Guilin es una pequeña ciudad de cuatro millones de habitantes al sur de China. Aunque su población se asemeja a la de cualquier capital europea, aquí es un nombre más en el extenso mapa del país. Eso nos permite ver una China más real, más china. Lo que en Pekín o Shanghai son grandes avenidas, ocupadas por tiendas de grandes firmas europeas y americanas, aquí es una pequeña calle peatonal en la que cada noche se instala un mercado de artesanía local. Los camareros no saben ni siquiera decir hello y se limitan a esperar que les señales en la carta qué quieres comer. Y los mercaderes callejeros se valen de sus calculadoras para indicar a los pocos turistas occidentales los precios de sus productos.
El escaso patrimonio artístico del lugar se reduce a dos pagodas gemelas que se levantan en el centro de un lago. Las rodea un parque agradable para pasear a media tarde. Por la noche, unas bombillas de las que antes no me había percatado iluminan los árboles con colores estridentes. Por lo demás, los edificios del centro de la ciudad, de no más de cinco plantas, antiguos y comidos por el humo y la suciedad, no tienen el más mínimo interés. Solo el de caminar por un lugar extraño, anodino.
Es uno de esos lugares de los que no había oído hablar hasta que comencé a preparar este viaje. Pero Guilin se ha hecho popular entre los turistas por ser la puerta de entrada a dos maravillas naturales del sur de China: los arrozales de Longji y las formaciones cársticas que rodean el curso del río Li.
Igual que Guilin, hay cientos de ciudades chinas de las que poco se sabe más allá de sus fronteras y, quizá, incluso dentro de ellas. No creo que ni siquiera los niños chinos tengan que aprender a situar en el mapa todos estos lugares el primer año que estudian geografía. Me llaman la atención cuando viajamos en tren de Pekín a Xi’an. En la distancia, diviso por la ventana decenas de edificios viviendas de veinte o treinta plantas, todos idénticos, que se aglutinan ordenadamente cerca de las vías. La escena se repite al menos una decena de veces en las más de cinco horas que pasamos en el vagón. Mientras, la megafonía anuncia nombres de estaciones que no me dicen nada, a pesar de que la locutora lo hace en un inglés bastante decente.

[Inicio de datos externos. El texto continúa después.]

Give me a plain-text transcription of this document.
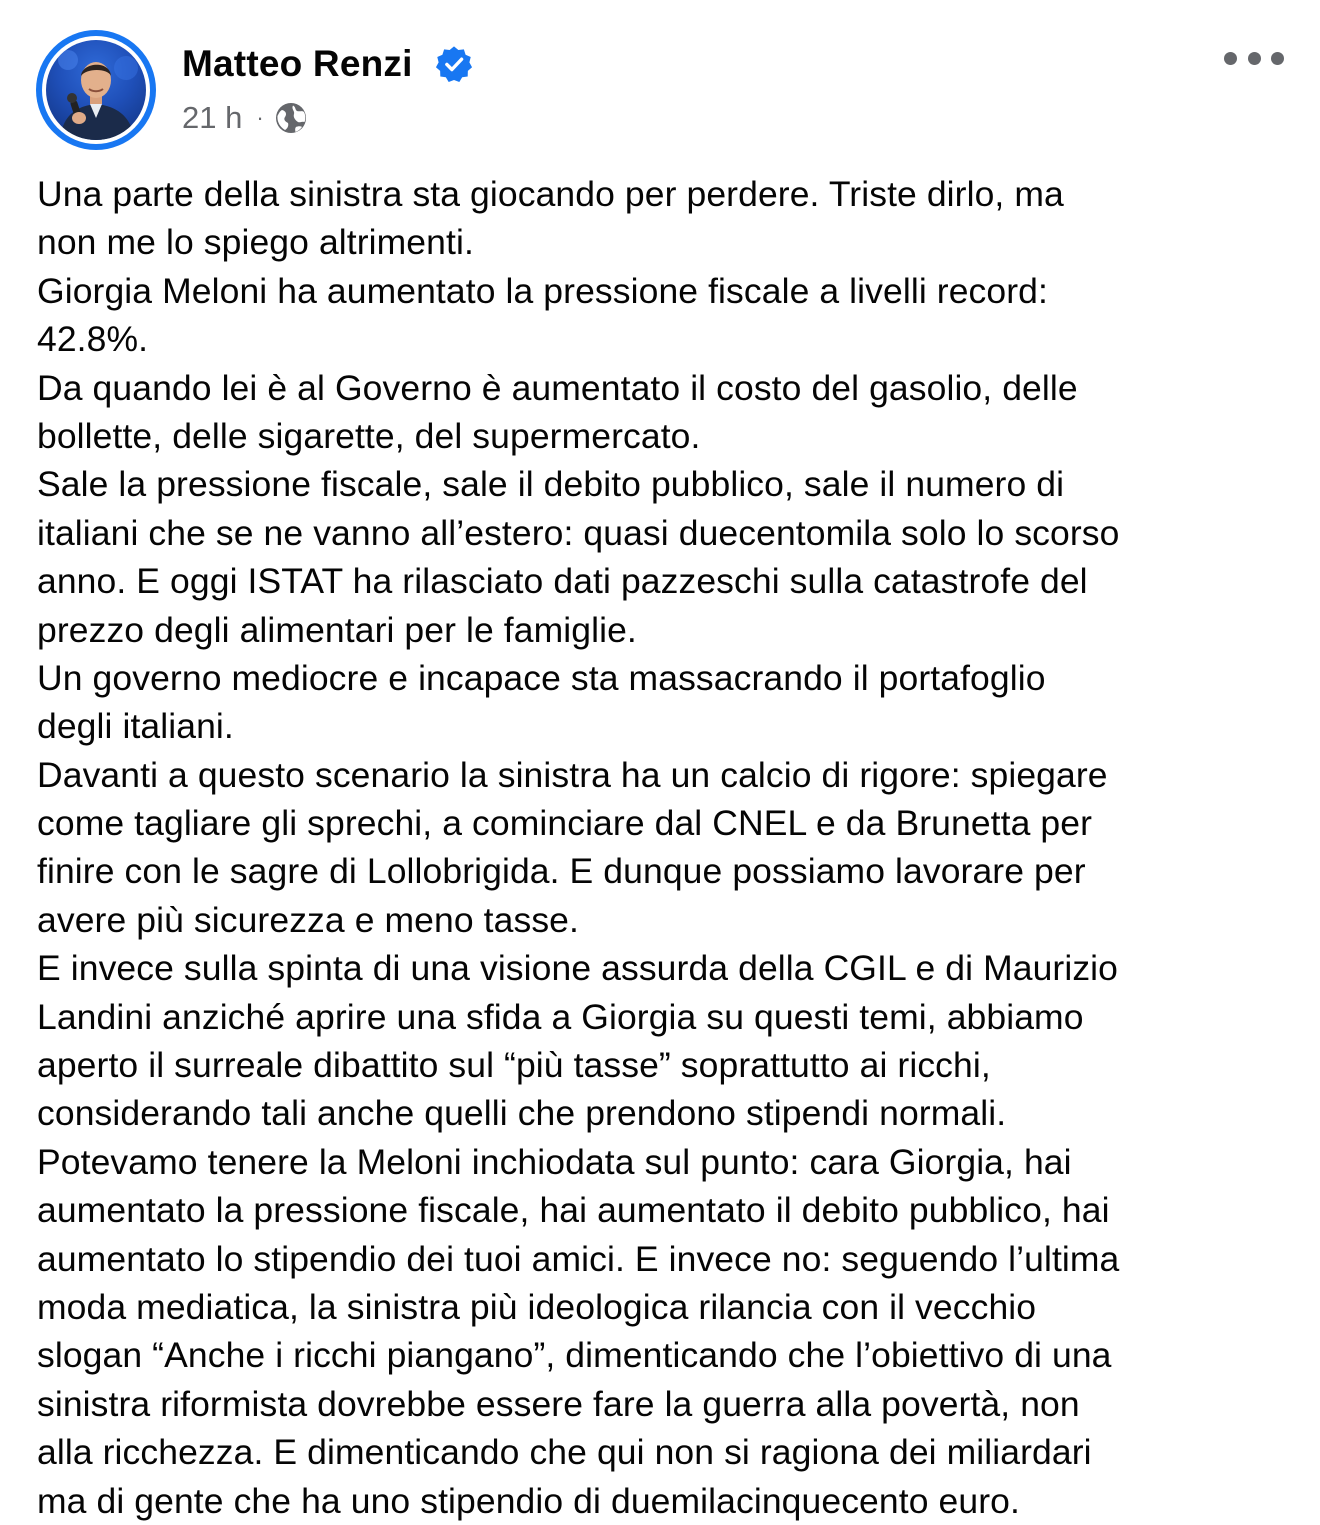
Matteo Renzi
21 h ·
Una parte della sinistra sta giocando per perdere. Triste dirlo, ma
non me lo spiego altrimenti.
Giorgia Meloni ha aumentato la pressione fiscale a livelli record:
42.8%.
Da quando lei è al Governo è aumentato il costo del gasolio, delle
bollette, delle sigarette, del supermercato.
Sale la pressione fiscale, sale il debito pubblico, sale il numero di
italiani che se ne vanno all’estero: quasi duecentomila solo lo scorso
anno. E oggi ISTAT ha rilasciato dati pazzeschi sulla catastrofe del
prezzo degli alimentari per le famiglie.
Un governo mediocre e incapace sta massacrando il portafoglio
degli italiani.
Davanti a questo scenario la sinistra ha un calcio di rigore: spiegare
come tagliare gli sprechi, a cominciare dal CNEL e da Brunetta per
finire con le sagre di Lollobrigida. E dunque possiamo lavorare per
avere più sicurezza e meno tasse.
E invece sulla spinta di una visione assurda della CGIL e di Maurizio
Landini anziché aprire una sfida a Giorgia su questi temi, abbiamo
aperto il surreale dibattito sul “più tasse” soprattutto ai ricchi,
considerando tali anche quelli che prendono stipendi normali.
Potevamo tenere la Meloni inchiodata sul punto: cara Giorgia, hai
aumentato la pressione fiscale, hai aumentato il debito pubblico, hai
aumentato lo stipendio dei tuoi amici. E invece no: seguendo l’ultima
moda mediatica, la sinistra più ideologica rilancia con il vecchio
slogan “Anche i ricchi piangano”, dimenticando che l’obiettivo di una
sinistra riformista dovrebbe essere fare la guerra alla povertà, non
alla ricchezza. E dimenticando che qui non si ragiona dei miliardari
ma di gente che ha uno stipendio di duemilacinquecento euro.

Desde mi asiento, me pregunto cómo será la vida en un lugar así. Parecen ciudades creadas hace no más de 30 años y con ninguna personalidad. Hileras de torres de viviendas idénticas rodeadas por grandes avenidas que no parecen llevar a ninguna parte. Ni una plaza, ni un lugar de encuentro a la vista. A lo lejos aparecen algunas fábricas, centrales eléctricas y otras construcciones industriales. Evidentemente, ellas son la razón, quizá la única, de que esta gente viva aquí.